津軽「班長としては気にかけないとね。…で、うちのウサがどうしたの?」
透君は少し俺に近づき、声を潜めて言った。
黒澤「昨日、見たんですよ。捜査中に」
津軽「……」
黒澤「で、例の人と良い感じでしたよ。結婚でも申し込まれそうな勢いで。

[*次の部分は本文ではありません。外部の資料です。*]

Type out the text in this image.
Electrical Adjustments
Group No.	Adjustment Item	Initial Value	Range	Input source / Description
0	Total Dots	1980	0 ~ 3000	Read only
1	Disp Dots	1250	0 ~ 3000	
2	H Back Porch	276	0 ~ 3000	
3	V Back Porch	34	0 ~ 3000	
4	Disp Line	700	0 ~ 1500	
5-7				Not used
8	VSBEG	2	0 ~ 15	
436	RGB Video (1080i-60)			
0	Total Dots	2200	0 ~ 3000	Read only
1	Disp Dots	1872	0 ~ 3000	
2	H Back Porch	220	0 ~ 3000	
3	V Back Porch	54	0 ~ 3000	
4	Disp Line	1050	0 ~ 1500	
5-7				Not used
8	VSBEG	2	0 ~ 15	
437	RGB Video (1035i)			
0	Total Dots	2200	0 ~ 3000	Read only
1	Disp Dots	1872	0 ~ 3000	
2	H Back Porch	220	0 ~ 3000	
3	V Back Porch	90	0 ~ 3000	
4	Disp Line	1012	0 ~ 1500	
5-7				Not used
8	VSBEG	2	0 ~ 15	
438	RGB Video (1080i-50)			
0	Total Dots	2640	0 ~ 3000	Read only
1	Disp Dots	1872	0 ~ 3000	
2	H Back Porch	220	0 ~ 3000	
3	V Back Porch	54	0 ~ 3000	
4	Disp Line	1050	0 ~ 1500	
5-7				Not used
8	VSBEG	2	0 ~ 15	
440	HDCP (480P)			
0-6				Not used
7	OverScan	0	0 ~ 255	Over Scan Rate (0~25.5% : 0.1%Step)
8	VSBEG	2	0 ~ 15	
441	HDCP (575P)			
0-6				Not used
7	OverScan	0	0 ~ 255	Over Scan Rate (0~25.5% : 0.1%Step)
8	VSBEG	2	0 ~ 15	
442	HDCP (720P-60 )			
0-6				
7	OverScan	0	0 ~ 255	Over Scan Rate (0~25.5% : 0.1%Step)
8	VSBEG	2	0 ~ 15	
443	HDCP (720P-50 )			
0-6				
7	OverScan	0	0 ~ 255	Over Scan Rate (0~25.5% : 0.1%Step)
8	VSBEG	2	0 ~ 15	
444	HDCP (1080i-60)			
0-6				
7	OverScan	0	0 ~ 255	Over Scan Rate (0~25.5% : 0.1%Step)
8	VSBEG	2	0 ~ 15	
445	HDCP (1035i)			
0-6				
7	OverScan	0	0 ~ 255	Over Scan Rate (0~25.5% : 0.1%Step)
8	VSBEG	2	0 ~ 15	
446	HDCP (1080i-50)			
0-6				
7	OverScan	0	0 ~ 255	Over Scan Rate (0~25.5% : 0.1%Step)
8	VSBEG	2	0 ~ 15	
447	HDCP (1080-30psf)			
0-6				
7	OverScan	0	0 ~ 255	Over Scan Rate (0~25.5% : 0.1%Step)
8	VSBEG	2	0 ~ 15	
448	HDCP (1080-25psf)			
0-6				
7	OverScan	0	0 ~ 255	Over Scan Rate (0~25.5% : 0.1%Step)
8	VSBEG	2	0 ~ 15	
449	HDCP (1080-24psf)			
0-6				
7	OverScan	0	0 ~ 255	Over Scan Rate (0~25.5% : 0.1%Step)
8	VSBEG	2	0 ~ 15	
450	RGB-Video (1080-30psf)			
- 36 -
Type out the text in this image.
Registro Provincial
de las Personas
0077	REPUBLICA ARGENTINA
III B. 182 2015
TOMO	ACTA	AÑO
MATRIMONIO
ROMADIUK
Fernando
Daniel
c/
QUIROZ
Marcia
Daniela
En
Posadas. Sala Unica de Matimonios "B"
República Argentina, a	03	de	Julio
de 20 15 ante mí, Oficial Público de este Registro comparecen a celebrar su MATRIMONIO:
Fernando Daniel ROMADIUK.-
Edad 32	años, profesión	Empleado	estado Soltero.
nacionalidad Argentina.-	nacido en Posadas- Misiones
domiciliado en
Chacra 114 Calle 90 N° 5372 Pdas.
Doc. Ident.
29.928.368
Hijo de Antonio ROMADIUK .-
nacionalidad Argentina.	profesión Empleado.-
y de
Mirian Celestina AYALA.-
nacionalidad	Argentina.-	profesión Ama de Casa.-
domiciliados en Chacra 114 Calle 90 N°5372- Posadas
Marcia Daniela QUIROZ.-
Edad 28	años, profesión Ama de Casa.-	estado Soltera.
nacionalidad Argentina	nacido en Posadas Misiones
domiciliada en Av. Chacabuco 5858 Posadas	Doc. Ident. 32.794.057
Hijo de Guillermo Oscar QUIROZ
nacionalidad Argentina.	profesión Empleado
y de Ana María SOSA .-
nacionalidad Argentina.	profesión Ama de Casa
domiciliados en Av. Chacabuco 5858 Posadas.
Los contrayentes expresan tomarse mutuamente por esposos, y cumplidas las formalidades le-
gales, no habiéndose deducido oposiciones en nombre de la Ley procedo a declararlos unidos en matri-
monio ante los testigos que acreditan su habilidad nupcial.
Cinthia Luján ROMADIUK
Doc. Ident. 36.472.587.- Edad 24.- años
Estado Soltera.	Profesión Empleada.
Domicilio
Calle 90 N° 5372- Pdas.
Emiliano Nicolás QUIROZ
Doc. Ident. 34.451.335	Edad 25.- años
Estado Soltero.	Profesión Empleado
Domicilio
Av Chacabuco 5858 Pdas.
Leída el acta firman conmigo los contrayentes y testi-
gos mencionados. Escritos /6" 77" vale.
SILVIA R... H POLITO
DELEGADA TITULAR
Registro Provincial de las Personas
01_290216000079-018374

めちゃくちゃお似合いでした」
ーーーなんて言うから。
(俺だって男だよ!?)
(煽られたら…気になるじゃん…)
誰にでもない主張を自分に向けて、
小さくため息をつく。
遠くから見える彼女は、
楽しそうに談笑しているようだ。
女性A「……王子?」
津軽「ん?」
女性A「料理、食べないの?美味しいよ」
いつの間にか、料理が運ばれてきていた。
グラスを交わして、口に運ぶ。
食べながらも、適当に会話を受け流しながら、意識はちょもたちの席に向けていた。
(……ウサって、あんな可愛かったっけ)
(なんか、今日めちゃくちゃ可愛くない?)
遠目に見える姿からも、
張り切っておしゃれしてきたことがわかる。
(あのワンピース見たことないし…)
(いつの間に新しいワンピ買ってたんだよ…)
(いやいや、なに彼氏ヅラしてんの俺)
悶々と、自分で会話が続く。
ニコニコとしている目の前の女の子に、
適当に頷いたり、相槌を返しながら。
(あっ、ちょもが志賀の手を…)
(あの仕草、普段俺がやってるやつじゃ…)
(……ちょっと、成長しすぎじゃない?)
(俺の指導が効いてるってこと…?)
ウサの成長ぶりに感心して、心の中で頷く。
ウサは、すぐ周りと打ち解ける。
性格、育ち、天性のものだと思う。
(俺とは、違う人間)
彼女の持つ、ひた向きな姿勢、志、強さ、
そこに惹かれる人は、男女問わずだろう。
(わかってる、わかってる…)
(でも、俺の手元に……)
自分の意識に集中してしまった。
ふっと、ちょもたちの席を見ると、
立ち上がって店を出て行こうとしている。
テキストメッセージでモモに連絡して、
追跡を頼んだ。
津軽「……じゃ、そろそろ出よっか」
女性A「えー!もう行っちゃうの?王子ともっと一緒にいたいな……」
(その言葉をウサから聞けたら、)
(どんなに心地よかったか…)
また、どうでも良い思考が過ぎる。
津軽「ごめんね、ちょっと用事あってさ」
女性A「ほ、他の女じゃないよね!?」
津軽「んーどう思う?なーいしょ」
女性「王子のいじわる!もう知らない!」
女の子はスタスタと先に出て行ってしまい、
伝票だけが手元に残る。
(ま、こう言う女の子ばっかりだよな)
(これくらい軽かったら、楽なのに)
淡い気持ちを胸にしまって、
伝票を手に取り、店の出口に向かった。